勇者の目的
「おっやっと来たな」
4人はちゃんと待っていた。
待ちくたびれて置いていってくれたら帰ったのに
「さあ行こうぜ」
「行こー行こー待ちくたびれたー」
しかしこんなにやつれてげっそりして来たのにそこには一切触れられない。
この人達に私は見えてるんだろうか?
そんな事を思いつつ歩き始める。
そして早速城下町へ、そこはわくわくするものがいっぱいだった。
魔法魔法魔法、魔法に関する店が延々と並ぶ。
どこから入ろうかしら?
テンションあがる。
とりあえず手前にある魔法の杖の店に行く。
店に向かって歩き始めると急に首根っこをつかまれ引っ張られる。
なになに?
「そんな事をしている場合じゃない」
アレクが私を引きずって歩く。
「どこ行くのよ魔法ショップ行きたい!!」
しっかり主張するも完全に無視される。
「どうせすぐに買い物処じや無くなるからさ、早めに用事済ましておかないと」
「それどころじゃなくなるなら余計にその前に〜」
もう一度主張してみるもまた無視される。
そして着いた先は小さな家。
中に入るとセクシーなお姉さんがいた。
足を組み椅子に座っていた女性は立ち上がりアレクに近づく。
「あなた竜魔王を倒すの?」
「そうだ」
「だったら魔法が必要ね。竜魔王に対抗できる魔法、エッグランドに行きなさい。そこにあなたに必要なものがあるわ」
なになに急展開なんでこの人そんな情報持ってるの何者?
しかもエッグランドって謎の古代人が住むエリアって教科書にも書いてあったし誰も行ったことがないような国。
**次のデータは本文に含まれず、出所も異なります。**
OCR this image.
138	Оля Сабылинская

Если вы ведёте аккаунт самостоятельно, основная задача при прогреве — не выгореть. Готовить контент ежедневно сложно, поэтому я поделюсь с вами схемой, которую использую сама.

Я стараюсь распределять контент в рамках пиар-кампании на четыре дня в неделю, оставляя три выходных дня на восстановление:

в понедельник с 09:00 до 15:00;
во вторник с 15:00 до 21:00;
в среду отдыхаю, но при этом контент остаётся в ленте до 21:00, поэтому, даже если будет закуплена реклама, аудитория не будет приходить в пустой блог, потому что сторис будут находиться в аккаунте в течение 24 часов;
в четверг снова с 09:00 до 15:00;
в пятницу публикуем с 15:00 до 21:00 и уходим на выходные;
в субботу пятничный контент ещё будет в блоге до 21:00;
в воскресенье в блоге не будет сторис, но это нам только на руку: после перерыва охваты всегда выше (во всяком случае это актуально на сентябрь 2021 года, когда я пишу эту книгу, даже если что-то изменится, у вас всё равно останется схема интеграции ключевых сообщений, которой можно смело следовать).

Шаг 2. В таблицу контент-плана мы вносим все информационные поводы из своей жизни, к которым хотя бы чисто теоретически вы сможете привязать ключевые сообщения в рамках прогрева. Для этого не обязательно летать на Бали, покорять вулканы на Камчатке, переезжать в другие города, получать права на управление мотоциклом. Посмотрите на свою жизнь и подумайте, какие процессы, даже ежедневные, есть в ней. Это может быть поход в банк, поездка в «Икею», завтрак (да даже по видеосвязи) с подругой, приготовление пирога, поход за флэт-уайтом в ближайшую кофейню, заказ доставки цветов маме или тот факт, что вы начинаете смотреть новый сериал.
「そんな所に行く?すごく遠いよ?船も使えないから3か国以上越えていかないといけないし大変じゃない?」
「でもそこに勇者の秘密があるからね」
秘密ねぇ・・・思ったより興味がわかない。
でもまあそれが必要なら仕方がない。
あきらめて行くことにしたその時
バゴーォォン!!!
爆音が遠くから聞こえた。
「なに?」
「さあ始まったこの町でのイベントが!買い物している暇はないって言ったろ?」
事件が起こるのがわかっているなら近づかなければ良いのにって思う。
けど事件が起きてしまったら仕方がない。
爆音のしたほうへ向かう。
建物を破壊する巨大な何か・・・というか巨大なネズミ。
なんでこんなものがこんな町中に?
「魔法の失敗さ、食用ネズミを巨大化させて効率よく食料を確保しようとして大きくしすぎただけだ」
食用・・・ネズミを食べる感覚が無いから食用でかつそれを大きくするなんてセンスは全然理解できないわ。
「人間とはあほな生き物だな。しょうがねぇな俺が元のサイズに戻って一気にふん地場っちまうか?」
「まってまってこんなところで巨大化したら魔族です!!って宣言するようなものじゃない!ダメに決まっているでしょ!大騒ぎになるわ!」
「えっ!!面倒くさいな」
とりあえずガルドを止めたうえでどうするか?
アレクに聞いてもどうせ倒すっていうだろうし・・・。
「さあ倒しに行こうぜ」
でたやっぱり
「よーし俺も行くぜ!」
ガルドが、やけに張り切っている。
巨大ネズミに近づいていく途中金色の光がすり抜けていく。
このパターンは・・・。
巨大ネズミが真っ二つに切られ倒れる。
そしてその先には勇者、勇者バルデウス。
追い越していったはずのバルデウスが追いついてきた・・・って事は竜魔王がまたやられたってこと?
「竜魔王様ー!」
ガザエル達が泣き崩れる。
そうよねそういうことになるわよね。
バルデウスに近づくと何かぶつぶつ言っている。
「まだ52回目・・・」
まだって52回も倒していたらずいぶん頑張っていると思う。
「あの・・・なんでそんなに何回も・・・」
恐る恐る聞いてみる。
「竜魔王の先には伝説の魔神ゾルディアックがいる・・・竜魔王を50回退治したら出てくると聞いていたが出なかった・・・100回の聞き間違えだったかもしれない」
そういうと勇者は去っていった。
あと48回もこんなことをするつもりなのかしら・・・。
「・・・一緒だ・・・・」
アレクが何かぶつぶつ言っている。
「なに?」
「一緒だよ俺と一緒だわかるわかるよ50回倒したらって言われてたんだけど実は100回なんだよ。そうだよなぁやっぱり100回倒さなきゃだめだよな」
100回?1回も倒していないやつが何を言っているんだ?
そんな疑問を持ちつつもそこにはあえて触れずにおく。